Also google "sensitivity-specificity tradeoff." Initiating emergency braking when at least one sensor detects a pedestrian has the highest sensitivity, but the worst specificity. The real trolley problem of self-driving: how many spilled drinks and read-end collisions society is willing to tolerate to save one life.
Kind of unrelated. That issue was due to a misguided effort to be cautious by having vehicles requesting human-review when they didn't really need it. Waymo fixed the issue by allowing the vehicles to operate in their normal, independent, mode.
part of the problem is that SFs traffic lights just turn off in a power outage, rather than flashing red battery power as I have seen in many other jurisdictions
This seems tautological, but in practice, you might expect to see different results.
Engineering hours are finite, so if they're spread across interpreting signals from two different sources, they might not go deep enough to make either one as good as it could be.

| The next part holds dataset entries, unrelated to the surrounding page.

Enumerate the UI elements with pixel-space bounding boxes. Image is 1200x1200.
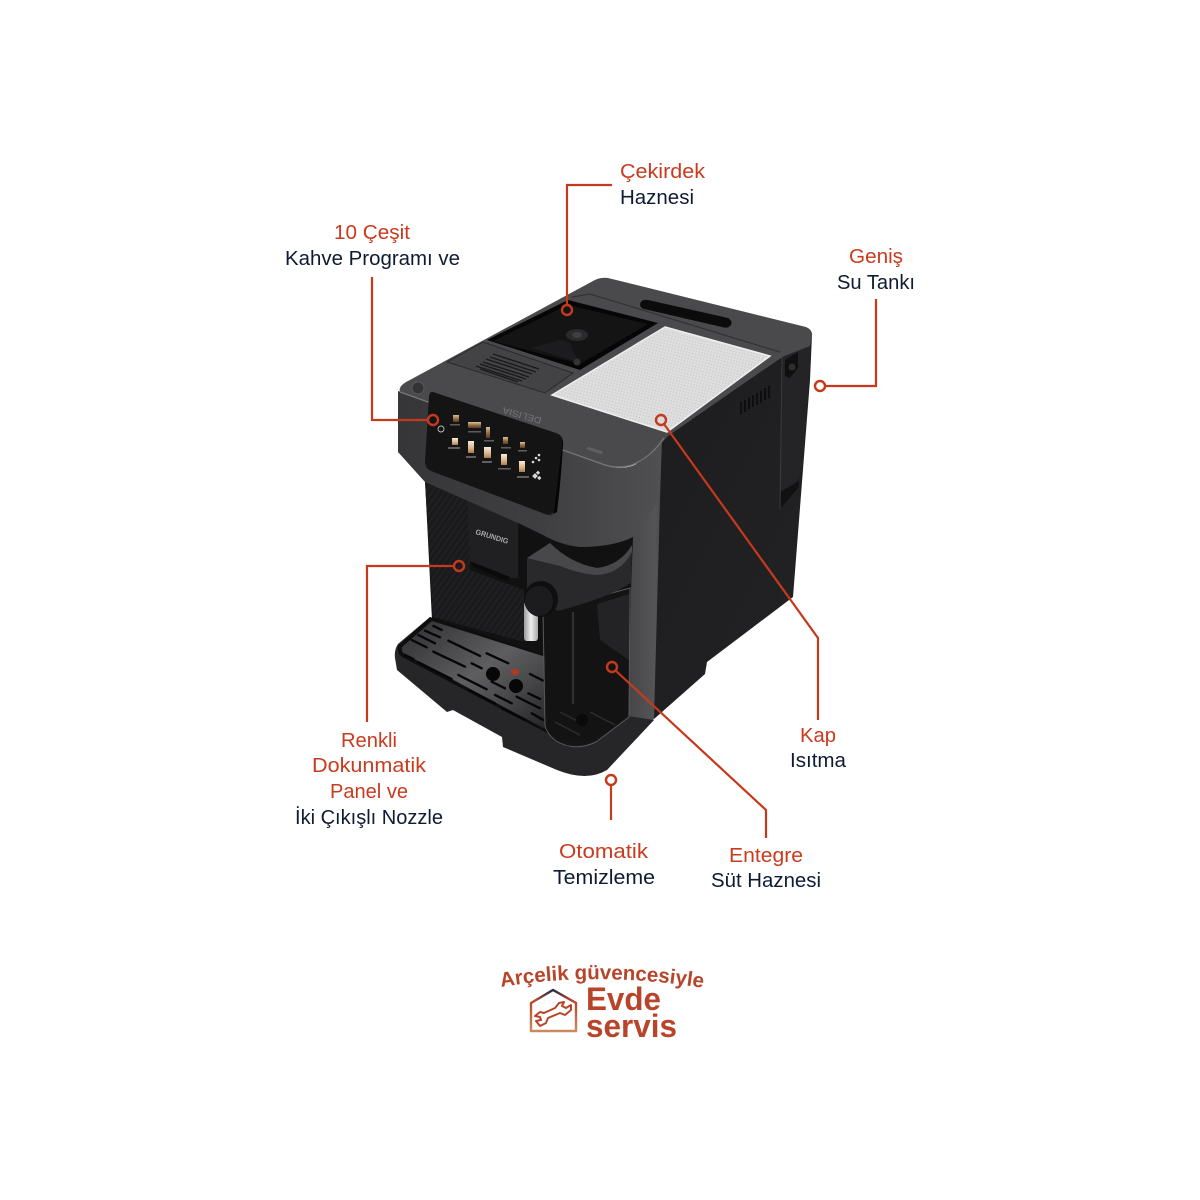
handle slot xyxy=(640,300,732,328)
label: touch panel and nozzle: İki Çıkışlı Nozzle xyxy=(295,806,443,829)
jug glass xyxy=(543,588,630,747)
jug head xyxy=(527,543,632,611)
water tank xyxy=(780,338,811,509)
badge title: servis xyxy=(586,1008,677,1044)
drain holes xyxy=(486,667,500,681)
label: water tank: Geniş xyxy=(849,246,903,268)
label: cup warming: Isıtma xyxy=(790,750,847,772)
brand name: DELISIA xyxy=(501,405,543,426)
label: milk container: Süt Haznesi xyxy=(711,870,821,892)
grate slots xyxy=(405,626,543,720)
GRUNDIG logo: GRUNDIG xyxy=(474,527,510,546)
callout: milk container xyxy=(607,662,821,892)
label: automatic cleaning: Temizleme xyxy=(553,867,655,889)
drink row 2 xyxy=(452,438,525,472)
machine side panel xyxy=(630,335,812,720)
label: water tank: Su Tankı xyxy=(837,272,915,294)
icon: house with wrench xyxy=(531,990,576,1031)
right front column xyxy=(628,440,662,745)
label: milk container: Entegre xyxy=(729,845,803,867)
top rear seam xyxy=(572,294,780,352)
grille lid xyxy=(447,342,573,393)
jug knob xyxy=(524,581,558,617)
coffee nozzle housing xyxy=(467,498,518,581)
label: coffee programs: Kahve Programı ve xyxy=(285,248,460,270)
power button xyxy=(412,382,424,394)
carbon textured wall xyxy=(425,482,524,642)
settings icons xyxy=(532,454,541,480)
badge arched heading: Arçelik güvencesiyle xyxy=(502,965,704,988)
label: coffee programs: 10 Çeşit xyxy=(334,222,410,244)
touch screen xyxy=(425,392,563,516)
callout: automatic cleaning xyxy=(553,775,655,889)
coffee machine xyxy=(395,278,812,776)
milk spout xyxy=(524,601,538,641)
bean hopper xyxy=(487,300,658,370)
label: touch panel and nozzle: Panel ve xyxy=(330,781,408,803)
label: bean hopper: Haznesi xyxy=(620,187,694,209)
top front highlight edge xyxy=(400,392,664,467)
callout: cup warming xyxy=(656,415,847,772)
tray grate xyxy=(402,621,546,729)
drink row 1 xyxy=(453,415,525,448)
panel icon xyxy=(438,426,444,432)
jug slots through glass xyxy=(555,712,615,735)
drip tray xyxy=(395,617,654,776)
label: bean hopper: Çekirdek xyxy=(620,161,706,183)
white perforated mat xyxy=(552,327,770,432)
side vents xyxy=(741,386,769,414)
label: automatic cleaning: Otomatik xyxy=(559,841,649,863)
top surface xyxy=(400,278,812,467)
label: cup warming: Kap xyxy=(800,725,836,747)
callout: bean hopper xyxy=(562,161,706,315)
lower front wall xyxy=(425,480,636,725)
milk jug xyxy=(524,543,632,747)
jug inner shade xyxy=(597,594,629,660)
badge title: Evde xyxy=(586,981,661,1017)
head front xyxy=(398,391,662,547)
callout: touch panel and nozzle xyxy=(295,561,464,829)
callout: coffee programs xyxy=(285,222,460,425)
red indicator xyxy=(511,669,519,675)
model mark xyxy=(587,447,603,454)
label: touch panel and nozzle: Dokunmatik xyxy=(312,755,427,777)
label: touch panel and nozzle: Renkli xyxy=(341,730,397,752)
drink captions xyxy=(448,424,529,478)
badge: home service xyxy=(502,965,704,1044)
callout: water tank xyxy=(815,246,915,391)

Having your engineering resources more focused on a particular approach might actually yield better results.
I say this as someone who's dealing with LiDAR + vision vs pure vision in a different domain, and at this point, I actually think our pure vision systems are better.
More often than not, constraints refine and focus a project, rather than restricting it. It’s best to start work with as few variables as possible, and only add new ones when absolutely necessary; You make a lot more progress that way.
For very complex things like AVs, it is critically important to keep the number of such variables down, since each acts on complexity & workload not as an addition but more like a quadratic, or worse—combinatorial explosion.
This is one of the reasons why I'm suspicious of camera-only systems, here in Finland. Half the year there's a lot of snow and ice around. Which I imagine means most of the view is "white" and "shiny". Coupled with the dark winters it's gotta be a nightmare to deal with.
Not necessarily. Depending on angle and water depth, multi-return LIDAR can give you returns from both water surface and the road surface beneath, in the same way multi-return LIDAR can produce returns from vegetation and the ground beneath.
Could you use a different spectrum of EM radiation to detect water? There are parts of the microwave band that attenuate the signal by absorption and I wonder if you could use that. The only clue a human driver has in that situation is in the visible spectrum. The lines of the road disappear from view, which can be challenging to see at night.
In theory you could send different frequencies, but then you run afoul of all kinds of potential interference with other systems and other local regulations.
That said, FSD seems quite capable of routing around standing water in many cases (e.g. https://xcancel.com/planoken/status/2030754820462633031, https://www.reddit.com/r/TeslaFSD/comments/1pw9f2m/fsd_navig..., https://xcancel.com/BLKMDL3/status/1991862465328779317, https://xcancel.com/JVTacoma/status/2046313902749921638), so handling the remaining cases seems more like a model intelligence / data issue rather than a sensor limitation. Lidar beams generally bounce off mirrorlike surfaces without returning to the sensor, so I think all lidar would tell you about standing water is "there's something shiny/reflective within this region of the image", which you already know from cameras+headlights.